February 25, Saturday—Freshwater Lagoon Day Hike. Freshwater Lagoon flanks Highway 101 on one side of a dramatic, straight stretch with the ocean on the other.  The  Old State Highway still traverses the slope east (inland) of the lagoon for roughly 3 miles, accessing a few weekend houses.  We will do a car shuttle and walk this very lightly traveled road, through Red Alder forest, watching for Red-flowering Currant blooming, and hoping for the red-flowered trillium that likes this habitat, Giant Purple Wakerobin (Trillium kurabayashii).  We might have time to walk along the lagoon, looking at wetland plants, or the beach, looking at sand plants.  Meet at 9:00 a.m. at Pacific Union School (3001 Janes Rd., Arcata) or arrange another place.  Dress for the weather; bring lunch and water.  Return late afternoon.  It helps to know you are coming:  Carol 707-822-2015.

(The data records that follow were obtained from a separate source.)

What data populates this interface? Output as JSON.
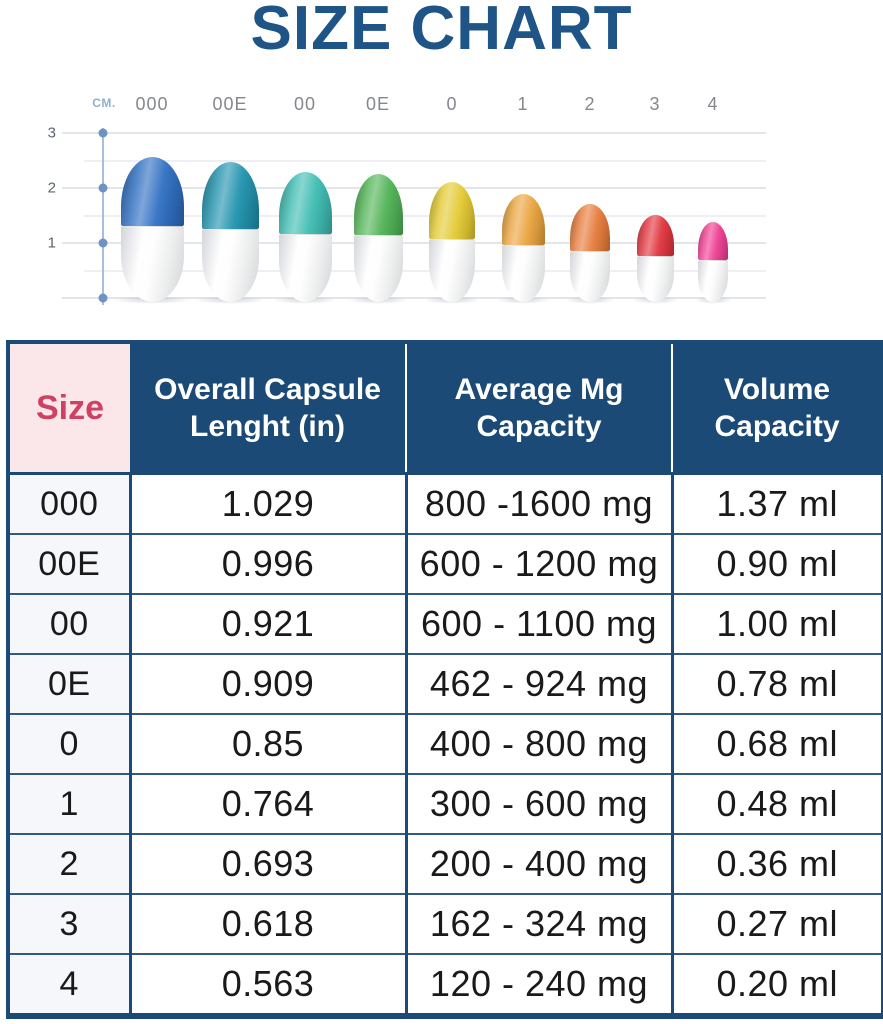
{
  "title": "SIZE CHART",
  "colors": {
    "title_text": "#1e5486",
    "navy": "#1b4a76",
    "row_border": "#2e5a83",
    "pink_bg": "#fbe7ea",
    "pink_text": "#cf4063",
    "first_col_bg": "#f5f7fa",
    "body_text": "#1a1a1a",
    "grid_major": "#e2e5ea",
    "grid_minor": "#edeff2",
    "axis_line": "#a9bedb",
    "axis_dot": "#6d93c3",
    "tick_text": "#5b6470",
    "label_text": "#84878c",
    "unit_text": "#8fb0cb"
  },
  "chart_data": [
    {
      "type": "bar",
      "title": "Capsule sizes on centimeter scale",
      "ylabel": "CM.",
      "ylim": [
        0,
        3
      ],
      "yticks": [
        3,
        2,
        1
      ],
      "grid": true,
      "legend": false,
      "categories": [
        "000",
        "00E",
        "00",
        "0E",
        "0",
        "1",
        "2",
        "3",
        "4"
      ],
      "values_cm": [
        2.61,
        2.53,
        2.34,
        2.31,
        2.16,
        1.94,
        1.76,
        1.57,
        1.43
      ],
      "colors": [
        "#2f6fc2",
        "#2193ae",
        "#3fbdb3",
        "#52b457",
        "#e3ca33",
        "#eaa43f",
        "#e77c3d",
        "#e1363f",
        "#ee3f93"
      ]
    },
    {
      "type": "table",
      "headers": [
        "Size",
        "Overall Capsule Lenght (in)",
        "Average Mg Capacity",
        "Volume Capacity"
      ],
      "rows": [
        [
          "000",
          "1.029",
          "800 -1600 mg",
          "1.37 ml"
        ],
        [
          "00E",
          "0.996",
          "600 - 1200 mg",
          "0.90 ml"
        ],
        [
          "00",
          "0.921",
          "600 - 1100 mg",
          "1.00 ml"
        ],
        [
          "0E",
          "0.909",
          "462 - 924 mg",
          "0.78 ml"
        ],
        [
          "0",
          "0.85",
          "400 - 800 mg",
          "0.68 ml"
        ],
        [
          "1",
          "0.764",
          "300 - 600 mg",
          "0.48 ml"
        ],
        [
          "2",
          "0.693",
          "200 - 400 mg",
          "0.36 ml"
        ],
        [
          "3",
          "0.618",
          "162 - 324 mg",
          "0.27 ml"
        ],
        [
          "4",
          "0.563",
          "120 - 240 mg",
          "0.20 ml"
        ]
      ]
    }
  ]
}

March 26, Sunday—Redwood Creek Day Hike.  Masses of Giant Purple Wakerobin (Trilliumkurabayashii ) should be waiting for us about `1.5 miles up the Redwood Creek Trail in Redwood National Park. (Trailhead at the bottom of Bald Hills Rd. just north of Orick.)  The yellow variant of this deep red trillium occurs here, providing fodder for speculation on trillium taxonomy. The riparian and forest edge vegetation will provide early spring fun:  Hazelnut in full bloom, several gooseberries, Skunk Cabbage, and possibly early clues of the rare Seaside Bittercress (Cardamine angulata).  Meet at 8:30 a.m. at Pacific Union School (3001 Janes Rd., Arcata) or arrange another place.  Dress for the weather; bring lunch and water.  Return late afternoon.  It helps to know you are coming:  Carol 707-822-2015.

Spring Flowers, Early and Petite

The calendar doesn’t say February is spring, but some of our native plants do.  In our coastal dunes a sunny day can warm the sand surface, encouraging plant growth there. Some small, annual species live entirely within a few inches of that surface.  Here are three of these tiny species that were blooming in February, 2016, at Lanphere Dunes.

Little Spring Beauty (Claytonia exigua), related to Miner’s Lettuce (Claytonia perfoliata), can self-pollinate if no insect is out and about to do the job.  It is in a hurry to produce seeds before sand moisture is gone.  Its glaucous, gray foliage is distinctive.

Red-stemmed Miner’s Lettuce (Claytonia rubra)can grow along with the Little Spring Beauty.  Plants with leaf shape and color intermediate between these two are easily found.  Familiar Miner’s Lettuce, with individuals tiny to large depending on the soil fertility or moisture, grows in the dunes too.  I enjoy these ephemeral, cute plants even though they shake my taxonomic confidence every spring.

Red Maids (Calandrinia menziesii) is a widespread, common species which grows much larger in other soils. We learned this plant as Calandrinia ciliata, but a conscientious botanist has used genetic tools to discover that “our” Red Maids in western North America is actually distinct from the one in Central and South America, which kept the name C. ciliata.  Gratefully, we still call it Red Maids.  Annuals such as the Claytonia and Red Maids have nutritious seeds that the Native Americans gathered and ate.